Tokenmaxxing : quand les salariés d’Amazon brûlent des tokens pour se faire bien voir

Illustration : Flock

Des salariés d’Amazon utilisent un outil maison équivalent à OpenClaw pour brûler des tokens et générer artificiellement de l’activité IA pour éviter de mauvaises évaluations. Ce phénomène du « tokenmaxxing » n’est pas propre à Amazon.

Les entreprises qui investissent lourdement dans l’IA générative poussent leurs employés à utiliser cette technologie au quotidien, ne serait-ce que pour justifier les sommes ahurissantes mises sur la table pour développer des modèles et faire pousser les centres de données. Amazon en fait partie : le géant du commerce en ligne a ainsi annoncé 200 milliards de dépenses d’investissement (capex) pour 2026 : il faut prouver que tout cet argent sert à quelque chose et les salariés sont mis à contribution.

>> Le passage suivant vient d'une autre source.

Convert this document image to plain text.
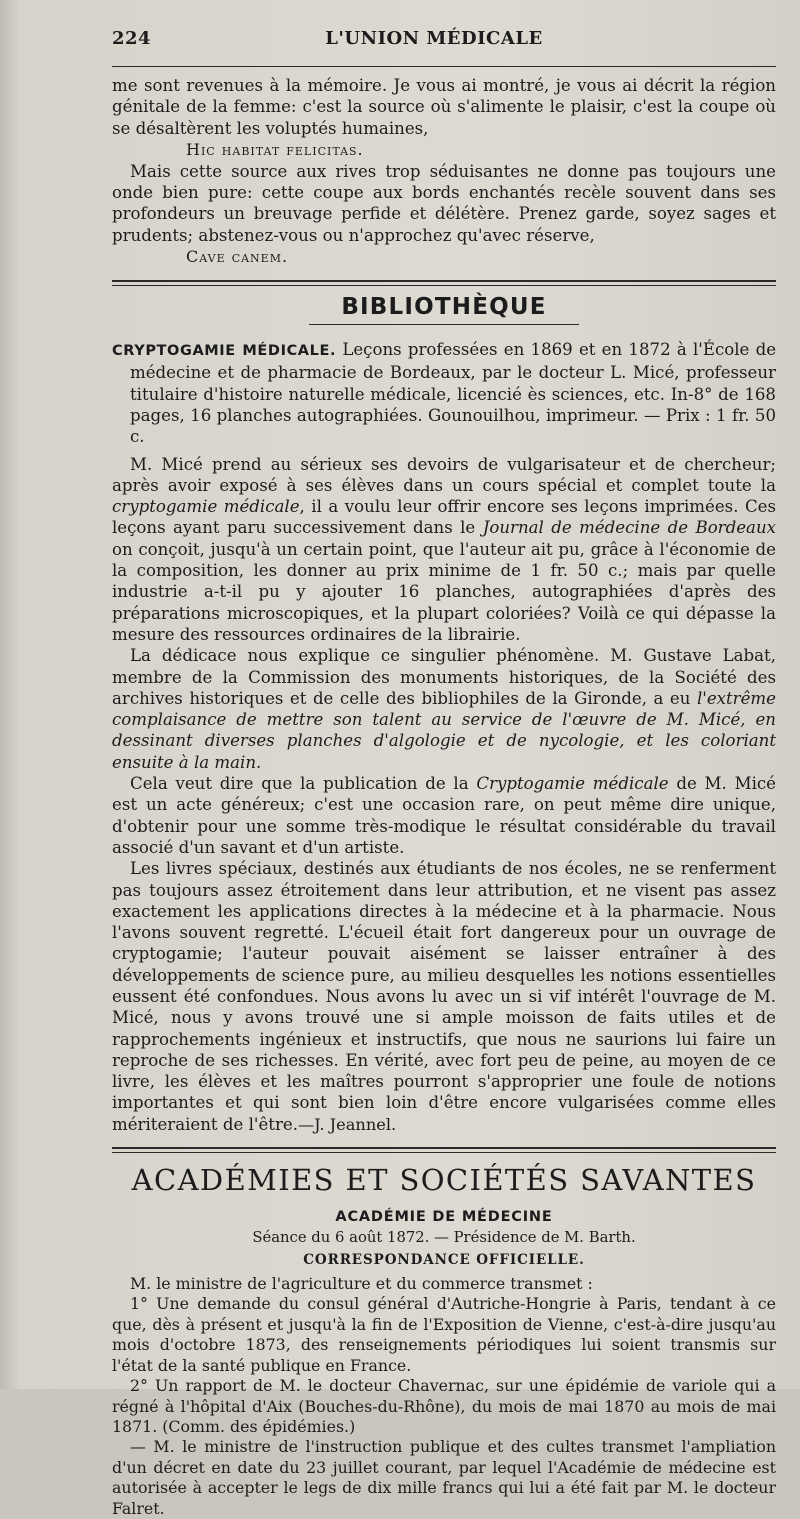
224	L'UNION MÉDICALE

me sont revenues à la mémoire. Je vous ai montré, je vous ai décrit la région génitale de la femme: c'est la source où s'alimente le plaisir, c'est la coupe où se désaltèrent les voluptés humaines,

Hic habitat felicitas.

Mais cette source aux rives trop séduisantes ne donne pas toujours une onde bien pure: cette coupe aux bords enchantés recèle souvent dans ses profondeurs un breuvage perfide et délétère. Prenez garde, soyez sages et prudents; abstenez-vous ou n'approchez qu'avec réserve,

Cave canem.

BIBLIOTHÈQUE

CRYPTOGAMIE MÉDICALE. Leçons professées en 1869 et en 1872 à l'École de médecine et de pharmacie de Bordeaux, par le docteur L. Micé, professeur titulaire d'histoire naturelle médicale, licencié ès sciences, etc. In-8° de 168 pages, 16 planches autographiées. Gounouilhou, imprimeur. — Prix : 1 fr. 50 c.

M. Micé prend au sérieux ses devoirs de vulgarisateur et de chercheur; après avoir exposé à ses élèves dans un cours spécial et complet toute la cryptogamie médicale, il a voulu leur offrir encore ses leçons imprimées. Ces leçons ayant paru successivement dans le Journal de médecine de Bordeaux on conçoit, jusqu'à un certain point, que l'auteur ait pu, grâce à l'économie de la composition, les donner au prix minime de 1 fr. 50 c.; mais par quelle industrie a-t-il pu y ajouter 16 planches, autographiées d'après des préparations microscopiques, et la plupart coloriées? Voilà ce qui dépasse la mesure des ressources ordinaires de la librairie.

La dédicace nous explique ce singulier phénomène. M. Gustave Labat, membre de la Commission des monuments historiques, de la Société des archives historiques et de celle des bibliophiles de la Gironde, a eu l'extrême complaisance de mettre son talent au service de l'œuvre de M. Micé, en dessinant diverses planches d'algologie et de nycologie, et les coloriant ensuite à la main.

Cela veut dire que la publication de la Cryptogamie médicale de M. Micé est un acte généreux; c'est une occasion rare, on peut même dire unique, d'obtenir pour une somme très-modique le résultat considérable du travail associé d'un savant et d'un artiste.

Les livres spéciaux, destinés aux étudiants de nos écoles, ne se renferment pas toujours assez étroitement dans leur attribution, et ne visent pas assez exactement les applications directes à la médecine et à la pharmacie. Nous l'avons souvent regretté. L'écueil était fort dangereux pour un ouvrage de cryptogamie; l'auteur pouvait aisément se laisser entraîner à des développements de science pure, au milieu desquelles les notions essentielles eussent été confondues. Nous avons lu avec un si vif intérêt l'ouvrage de M. Micé, nous y avons trouvé une si ample moisson de faits utiles et de rapprochements ingénieux et instructifs, que nous ne saurions lui faire un reproche de ses richesses. En vérité, avec fort peu de peine, au moyen de ce livre, les élèves et les maîtres pourront s'approprier une foule de notions importantes et qui sont bien loin d'être encore vulgarisées comme elles mériteraient de l'être.—J. Jeannel.

ACADÉMIES ET SOCIÉTÉS SAVANTES
ACADÉMIE DE MÉDECINE
Séance du 6 août 1872. — Présidence de M. Barth.
CORRESPONDANCE OFFICIELLE.

M. le ministre de l'agriculture et du commerce transmet :

1° Une demande du consul général d'Autriche-Hongrie à Paris, tendant à ce que, dès à présent et jusqu'à la fin de l'Exposition de Vienne, c'est-à-dire jusqu'au mois d'octobre 1873, des renseignements périodiques lui soient transmis sur l'état de la santé publique en France.

2° Un rapport de M. le docteur Chavernac, sur une épidémie de variole qui a régné à l'hôpital d'Aix (Bouches-du-Rhône), du mois de mai 1870 au mois de mai 1871. (Comm. des épidémies.)

— M. le ministre de l'instruction publique et des cultes transmet l'ampliation d'un décret en date du 23 juillet courant, par lequel l'Académie de médecine est autorisée à accepter le legs de dix mille francs qui lui a été fait par M. le docteur Falret.
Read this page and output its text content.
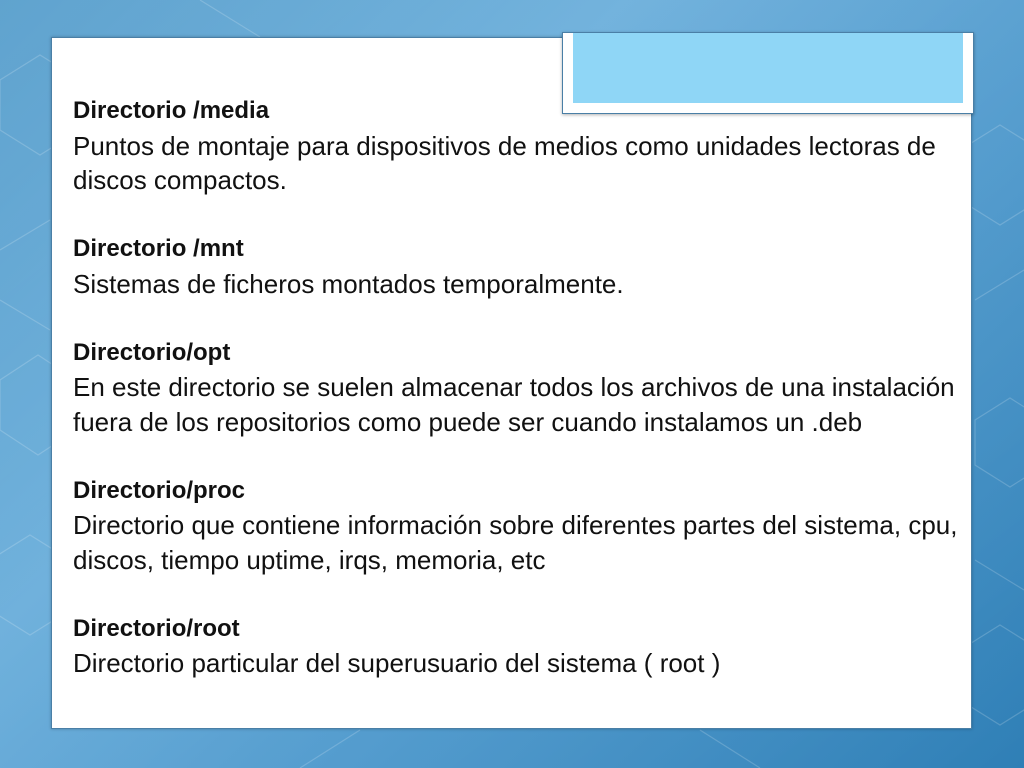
Directorio /media
Puntos de montaje para dispositivos de medios como unidades lectoras de discos compactos.
Directorio /mnt
Sistemas de ficheros montados temporalmente.
Directorio/opt
En este directorio se suelen almacenar todos los archivos de una instalación fuera de los repositorios como puede ser cuando instalamos un .deb
Directorio/proc
Directorio que contiene información sobre diferentes partes del sistema, cpu, discos, tiempo uptime, irqs, memoria, etc
Directorio/root
Directorio particular del superusuario del sistema ( root )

Amazon a lancé il y a quelques semaines un nouvel outil interne, MeshClaw, qui fonctionne sur le même principe qu’OpenClaw. Il permet de déployer des agents IA pour accomplir des tâches au nom de l’utilisateur : MeshClaw peut ainsi trier des courriels, interagir dans la messagerie Slack, déployer du code, surveiller des apps ou encore exécuter des tâches répétitives.

Le Financial Times rapporte que certains salariés d’Amazon font tourner MeshClaw non pas parce qu’ils en ont besoin, mais pour générer artificiellement de l’activité IA et améliorer leurs statistiques.

Si les stats d’utilisation de tokens IA ne sont pas censées servir à l’évaluation des performances des salariés d’Amazon, plusieurs d’entre eux ressentent une pression très forte pour les intégrer dans leur travail. L’entreprise a fixé des objectifs ambitieux : dépasser le seuil des 80 % de développeurs utilisant l’IA chaque semaine. La direction aurait aussi commencé à suivre la consommation de tokens dans des classements internes.

« Les managers regardent ces chiffres », affirme un employé sous le sceau de l’anonymat. « À partir du moment où l’usage est surveillé, ça crée des effets pervers et certaines personnes deviennent très compétitives là-dessus. » À cela s’ajoutent des craintes concernant l’autonomie assez large donnée aux agents MeshClaw, qui a accès à des outils internes sensibles. Ce qui ouvre la porte à des erreurs pouvant provoquer de sérieux incidents.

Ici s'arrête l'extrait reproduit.